First Solar delivers on earnings, margins, falls short on revenue


First Solar, a U.S.-based manufacturer of cadmium telluride thin-film solar modules, announced its Q3 2023 earnings, posting a miss on revenues, but beating expectations on earnings per share.

The company delivered $801 million in revenues, falling short of expectations of $892 million. It reported an earnings per share of $2.50, exceeding expectations by 22.5%. In the same quarter last year, First Solar delivered a loss per share of $0.46 and $629 million in sales, showing a strong move toward profitability and sustained revenue growth.

The company shipped 2.7 GW of solar module orders in-quarter. Its backlog of orders has reached 82 GW, and year-to-date orders have accumulated to 28 GW.

Notably, First Solar delivered gross margins significantly higher than Wall Street expectations. Gross margins came in at 47%, higher than the consensus of 39%. Gross margins improved based on lower sales freight costs, higher module average sales prices, and a higher volume of U.S.-produced modules, which make them eligible for the 45x tax credit under the Inflation Reduction Act.

“We believe the future belongs to thin film,” said chief executive officer Mark Widmar on the company’s earnings call.

The company continues to open more manufacturing capacity in the U.S. and abroad to meet the growing backlog of orders booked through the near- and mid-term.
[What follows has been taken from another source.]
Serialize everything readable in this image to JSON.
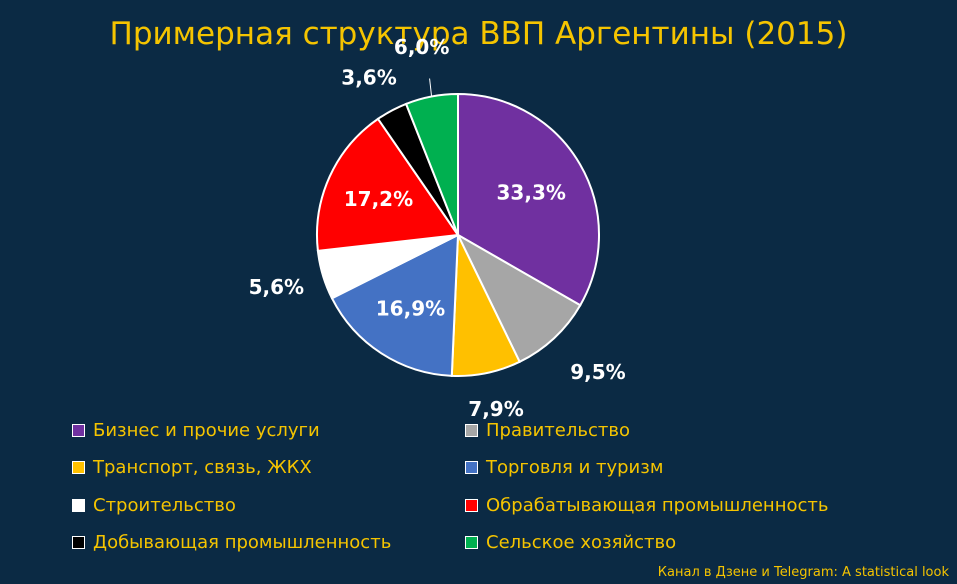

First Solar produced 2.5 GW of Series 6 modules in the third quarter. Its third Ohio factory is operating a Series 7 manufacturing line, producing 15,000 modules per day. Cumulatively, the company’s Series 7 module production in the U.S. has surpassed 1 GW.

First Solar targets 25 GW of global manufacturing capacity by 2026.
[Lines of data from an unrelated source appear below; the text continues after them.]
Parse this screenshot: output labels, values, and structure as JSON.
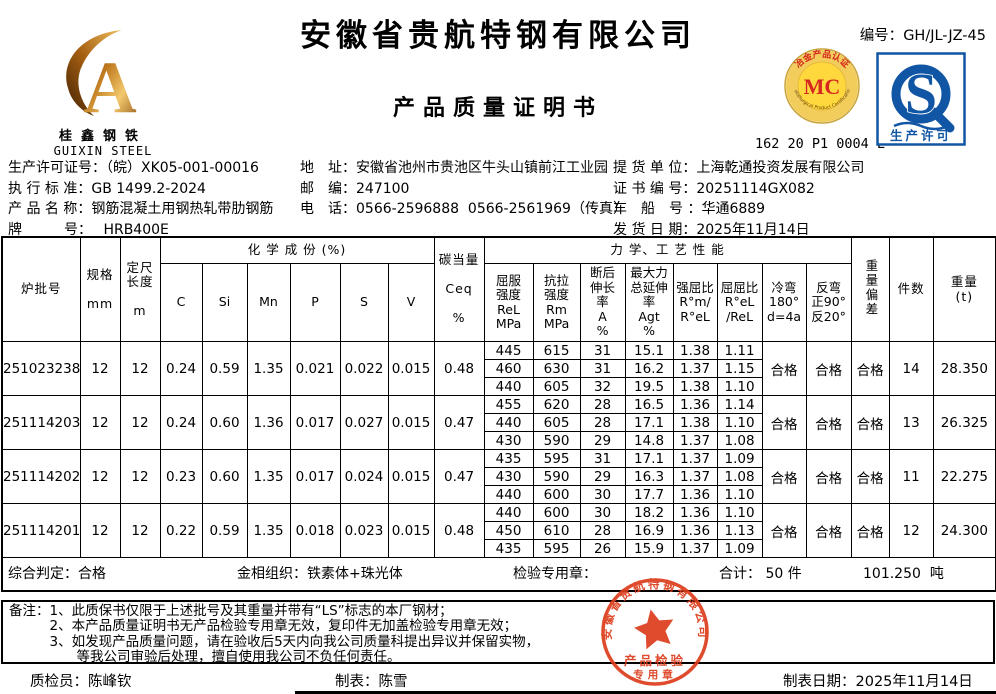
{
  "header": {
    "company": "安徽省贵航特钢有限公司",
    "doc_title": "产品质量证明书",
    "doc_no_label": "编号：",
    "doc_no": "GH/JL-JZ-45",
    "mc": {
      "ring_top": "冶金产品认证",
      "ring_bottom": "Metallurgical Product Certification",
      "mark": "MC",
      "code": "162 20 P1 0004 L"
    },
    "qs": {
      "mark": "S",
      "label": "生产许可"
    }
  },
  "logo": {
    "cn": "桂鑫钢铁",
    "en": "GUIXIN STEEL"
  },
  "info": {
    "left": [
      {
        "label": "生产许可证号：",
        "value": "（皖）XK05-001-00016"
      },
      {
        "label": "执 行 标 准：",
        "value": "GB 1499.2-2024"
      },
      {
        "label": "产 品 名 称：",
        "value": "钢筋混凝土用钢热轧带肋钢筋"
      },
      {
        "label": "牌　　　号：",
        "value": "　 HRB400E"
      }
    ],
    "mid": [
      {
        "label": "地　址：",
        "value": "安徽省池州市贵池区牛头山镇前江工业园"
      },
      {
        "label": "邮　编：",
        "value": "247100"
      },
      {
        "label": "电　话：",
        "value": "0566-2596888  0566-2561969（传真）"
      }
    ],
    "right": [
      {
        "label": "提 货 单 位：",
        "value": "上海乾通投资发展有限公司"
      },
      {
        "label": "证 书 编 号：",
        "value": "20251114GX082"
      },
      {
        "label": "车　船　号 ：",
        "value": "华通6889"
      },
      {
        "label": "发 货 日 期：",
        "value": "2025年11月14日"
      }
    ]
  },
  "table": {
    "columns": {
      "batch": "炉批号",
      "spec": "规格\n\nmm",
      "length": "定尺\n长度\n\nm",
      "chem_group": "化 学 成 份 (%)",
      "chem": [
        "C",
        "Si",
        "Mn",
        "P",
        "S",
        "V"
      ],
      "ceq": "碳当量\n\nCeq\n\n%",
      "mech_group": "力 学、工 艺 性 能",
      "mech": [
        "屈服\n强度\nReL\nMPa",
        "抗拉\n强度\nRm\nMPa",
        "断后\n伸长\n率\nA\n%",
        "最大力\n总延伸\n率\nAgt\n%",
        "强屈比\nR°m/\nR°eL",
        "屈屈比\nR°eL\n/ReL",
        "冷弯\n180°\nd=4a",
        "反弯\n正90°\n反20°"
      ],
      "weight_dev": "重量偏差",
      "pieces": "件数",
      "weight": "重量\n(t)"
    },
    "groups": [
      {
        "batch": "251023238",
        "spec": "12",
        "length": "12",
        "chem": [
          "0.24",
          "0.59",
          "1.35",
          "0.021",
          "0.022",
          "0.015"
        ],
        "ceq": "0.48",
        "mech": [
          [
            "445",
            "615",
            "31",
            "15.1",
            "1.38",
            "1.11"
          ],
          [
            "460",
            "630",
            "31",
            "16.2",
            "1.37",
            "1.15"
          ],
          [
            "440",
            "605",
            "32",
            "19.5",
            "1.38",
            "1.10"
          ]
        ],
        "cold_bend": "合格",
        "reverse_bend": "合格",
        "weight_dev": "合格",
        "pieces": "14",
        "weight": "28.350"
      },
      {
        "batch": "251114203",
        "spec": "12",
        "length": "12",
        "chem": [
          "0.24",
          "0.60",
          "1.36",
          "0.017",
          "0.027",
          "0.015"
        ],
        "ceq": "0.47",
        "mech": [
          [
            "455",
            "620",
            "28",
            "16.5",
            "1.36",
            "1.14"
          ],
          [
            "440",
            "605",
            "28",
            "17.1",
            "1.38",
            "1.10"
          ],
          [
            "430",
            "590",
            "29",
            "14.8",
            "1.37",
            "1.08"
          ]
        ],
        "cold_bend": "合格",
        "reverse_bend": "合格",
        "weight_dev": "合格",
        "pieces": "13",
        "weight": "26.325"
      },
      {
        "batch": "251114202",
        "spec": "12",
        "length": "12",
        "chem": [
          "0.23",
          "0.60",
          "1.35",
          "0.017",
          "0.024",
          "0.015"
        ],
        "ceq": "0.47",
        "mech": [
          [
            "435",
            "595",
            "31",
            "17.1",
            "1.37",
            "1.09"
          ],
          [
            "430",
            "590",
            "29",
            "16.3",
            "1.37",
            "1.08"
          ],
          [
            "440",
            "600",
            "30",
            "17.7",
            "1.36",
            "1.10"
          ]
        ],
        "cold_bend": "合格",
        "reverse_bend": "合格",
        "weight_dev": "合格",
        "pieces": "11",
        "weight": "22.275"
      },
      {
        "batch": "251114201",
        "spec": "12",
        "length": "12",
        "chem": [
          "0.22",
          "0.59",
          "1.35",
          "0.018",
          "0.023",
          "0.015"
        ],
        "ceq": "0.48",
        "mech": [
          [
            "440",
            "600",
            "30",
            "18.2",
            "1.36",
            "1.10"
          ],
          [
            "450",
            "610",
            "28",
            "16.9",
            "1.36",
            "1.13"
          ],
          [
            "435",
            "595",
            "26",
            "15.9",
            "1.37",
            "1.09"
          ]
        ],
        "cold_bend": "合格",
        "reverse_bend": "合格",
        "weight_dev": "合格",
        "pieces": "12",
        "weight": "24.300"
      }
    ]
  },
  "summary": {
    "verdict_label": "综合判定：",
    "verdict": "合格",
    "metallographic_label": "金相组织：",
    "metallographic": "铁素体+珠光体",
    "stamp_label": "检验专用章：",
    "total_label": "合计：",
    "total_pieces": "50",
    "pieces_unit": "件",
    "total_weight": "101.250",
    "weight_unit": "吨"
  },
  "remarks": {
    "label": "备注：",
    "lines": [
      "1、此质保书仅限于上述批号及其重量并带有“LS”标志的本厂钢材；",
      "2、本产品质量证明书无产品检验专用章无效，复印件无加盖检验专用章无效；",
      "3、如发现产品质量问题，请在验收后5天内向我公司质量科提出异议并保留实物，",
      "　　等我公司审验后处理，擅自使用我公司不负任何责任。"
    ]
  },
  "footer": {
    "inspector_label": "质检员：",
    "inspector": "陈峰钦",
    "tabulator_label": "制表：",
    "tabulator": "陈雪",
    "date_label": "制表日期：",
    "date": "2025年11月14日"
  },
  "stamp": {
    "company": "安徽省贵航特钢有限公司",
    "line1": "产品检验",
    "line2": "专用章"
  },
  "colors": {
    "stamp_red": "#dd3c1c",
    "mc_red": "#d6281e",
    "mc_gold": "#e8b93a",
    "qs_blue": "#1156a4"
  }
}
The company has also begun producing bifacial thin-film modules, which the company said is a first for the industry.

“The technology features an innovative, transparent back contact pioneered by First Solar’s research and development team, which, in addition to enabling bifacial energy gain, allows infrared wavelengths of light pass through rather than be absorbed as heat and is expected to lower the operational temperature of the bifacial module and result in higher specific energy yield,” said Widmar.

The company secured an average per Watt sales price of $0.296 in-quarter.
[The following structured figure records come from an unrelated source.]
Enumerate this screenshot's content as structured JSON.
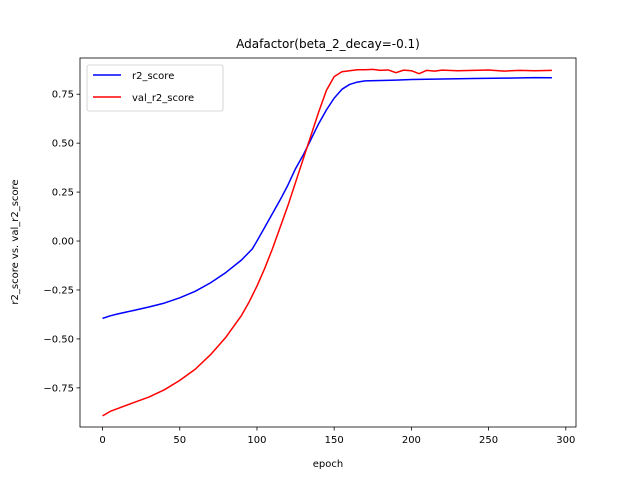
{
  "chart_data": {
    "type": "line",
    "title": "Adafactor(beta_2_decay=-0.1)",
    "xlabel": "epoch",
    "ylabel": "r2_score vs. val_r2_score",
    "xlim": [
      -14.6,
      306.6
    ],
    "ylim": [
      -0.95,
      0.935
    ],
    "xticks": [
      0,
      50,
      100,
      150,
      200,
      250,
      300
    ],
    "yticks": [
      -0.75,
      -0.5,
      -0.25,
      0.0,
      0.25,
      0.5,
      0.75
    ],
    "xtick_labels": [
      "0",
      "50",
      "100",
      "150",
      "200",
      "250",
      "300"
    ],
    "ytick_labels": [
      "−0.75",
      "−0.50",
      "−0.25",
      "0.00",
      "0.25",
      "0.50",
      "0.75"
    ],
    "legend_position": "top-left",
    "grid": false,
    "series": [
      {
        "name": "r2_score",
        "color": "#0000ff",
        "x": [
          0,
          5,
          10,
          20,
          30,
          40,
          50,
          60,
          70,
          80,
          90,
          97,
          100,
          105,
          110,
          115,
          120,
          125,
          130,
          135,
          140,
          145,
          150,
          155,
          160,
          165,
          170,
          180,
          190,
          200,
          220,
          240,
          260,
          280,
          291
        ],
        "y": [
          -0.395,
          -0.382,
          -0.372,
          -0.355,
          -0.337,
          -0.317,
          -0.29,
          -0.257,
          -0.213,
          -0.16,
          -0.097,
          -0.04,
          0.0,
          0.07,
          0.14,
          0.21,
          0.285,
          0.37,
          0.44,
          0.52,
          0.6,
          0.67,
          0.73,
          0.775,
          0.8,
          0.812,
          0.818,
          0.82,
          0.822,
          0.825,
          0.828,
          0.83,
          0.832,
          0.835,
          0.834
        ]
      },
      {
        "name": "val_r2_score",
        "color": "#ff0000",
        "x": [
          0,
          5,
          10,
          20,
          30,
          40,
          50,
          60,
          70,
          80,
          90,
          95,
          100,
          105,
          110,
          115,
          120,
          125,
          130,
          135,
          140,
          145,
          150,
          155,
          160,
          165,
          170,
          175,
          180,
          185,
          190,
          195,
          200,
          205,
          210,
          215,
          220,
          230,
          240,
          250,
          260,
          270,
          280,
          291
        ],
        "y": [
          -0.893,
          -0.87,
          -0.855,
          -0.826,
          -0.797,
          -0.76,
          -0.712,
          -0.655,
          -0.58,
          -0.49,
          -0.38,
          -0.31,
          -0.23,
          -0.14,
          -0.04,
          0.07,
          0.18,
          0.3,
          0.42,
          0.54,
          0.66,
          0.77,
          0.84,
          0.865,
          0.87,
          0.875,
          0.875,
          0.877,
          0.872,
          0.874,
          0.86,
          0.873,
          0.87,
          0.855,
          0.872,
          0.868,
          0.873,
          0.87,
          0.872,
          0.874,
          0.868,
          0.872,
          0.87,
          0.872
        ]
      }
    ]
  }
}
“We expect to qualify for an IRA credit of approximately $0.17 per watt for each module produced in the U.S. and sold to a third party, which is recognized as a reduction to cost of sales in the period of sale,” said Alexander Bradley, chief financial officer, First Solar. “During the third quarter, we recognized $205 million of such credits compared to $155 million in the second quarter.”